Par ailleurs, le retrait de l’administration américaine des discussions sur le Partenariat transpacifique (PTP) a constitué un désaveu du mouvement de libéralisation envisagé par cet accord. Toutefois, on doit reconnaître que nous ne sommes pas dans la même conjoncture qu’à l’époque de la Zone de libre‐échange des Amériques (ZLÉA) et que ceci ne résulte pas de la mobilisation des mouvements sociaux, bien que ceux‐ci aient tout de même grandement contribué à révéler la nocivité de ces accords. Par ailleurs, la volonté de l’administration américaine de recycler plusieurs dispositions parmi les plus néfastes pour les inscrire dans l’ALÉNA témoigne de son adhésion aux principes fondamentaux et aux prescriptions des politiques néolibérales.
Quant à l’ALÉNA, on peut le situer actuellement à mi‐chemin entre l’AÉCG et le PTP. D’une part, il existe chez les négociateurs une forte volonté de protéger les mesures de dérèglementation et de libéralisation au bénéfice des intérêts des grandes corporations.

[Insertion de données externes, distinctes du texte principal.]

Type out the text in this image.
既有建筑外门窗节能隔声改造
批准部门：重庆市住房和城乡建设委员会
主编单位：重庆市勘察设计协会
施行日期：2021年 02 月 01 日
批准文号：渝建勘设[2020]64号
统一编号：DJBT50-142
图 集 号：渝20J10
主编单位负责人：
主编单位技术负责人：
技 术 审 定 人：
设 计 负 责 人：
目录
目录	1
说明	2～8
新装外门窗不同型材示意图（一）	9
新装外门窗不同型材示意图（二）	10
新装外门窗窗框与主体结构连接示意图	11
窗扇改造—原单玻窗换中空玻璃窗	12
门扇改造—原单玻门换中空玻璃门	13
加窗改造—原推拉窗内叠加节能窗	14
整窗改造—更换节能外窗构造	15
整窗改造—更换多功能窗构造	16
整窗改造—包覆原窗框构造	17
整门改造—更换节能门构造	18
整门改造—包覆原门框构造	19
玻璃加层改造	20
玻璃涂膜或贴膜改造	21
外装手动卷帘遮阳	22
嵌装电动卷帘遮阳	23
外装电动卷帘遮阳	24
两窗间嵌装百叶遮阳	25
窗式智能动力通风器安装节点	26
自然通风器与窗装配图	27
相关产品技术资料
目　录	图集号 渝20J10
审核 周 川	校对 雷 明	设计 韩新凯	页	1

D’autre part, il semble de plus en plus évident que conclure un tel accord tripartite se transforme en mission impossible.
L’administration américaine veut faire le maximum de gains sans réelle contrepartie, même sur des aspects qui ont peu de conséquences, alors que le gouvernement Trudeau propose des chapitres sur les droits du travail, des autochtones ou de l’environnement qui n’ont rien pour plaire aux négociateurs étatsuniens.
L’approche canadienne s’inspire explicitement de l’AÉCG, présenté comme une version « progressiste » du libre‐échange. L’AÉCG comprend différentes annexes sur le travail et l’environnement, qui n’ont cependant aucune portée juridique.
Par ailleurs, le gouvernement Trudeau est parmi les plus zélés pour faire la promotion des accords commerciaux : il multiplie les consultations sur différents projets, que ce soit avec la Chine, ou avec les pays autres que les Etats‐Unis ayant signé le PTP. La défense que fait le gouvernement Trudeau de tels accords est l’expression d’un choix historique des classes politiques dominantes au Canada qui ne change toujours pas, malgré une vive opposition au libre‐échange ici et dans de nombreux pays.
Un éventuel échec des discussions de l’ALÉNA sera certainement récupéré par l’administration américaine qui n’a de cesse de dénoncer plusieurs des problèmes identifiés par le RQIC dans un mémoire écrit à ce sujet. Si notre opposition aux accords commerciaux reprend certains points des critiques des États‐Unis, il est essentiel de se démarquer des positions de Donald Trump, qui vise finalement à s’attirer des votes parmi les classes populaires par une forte condamnation de l’ALÉNA.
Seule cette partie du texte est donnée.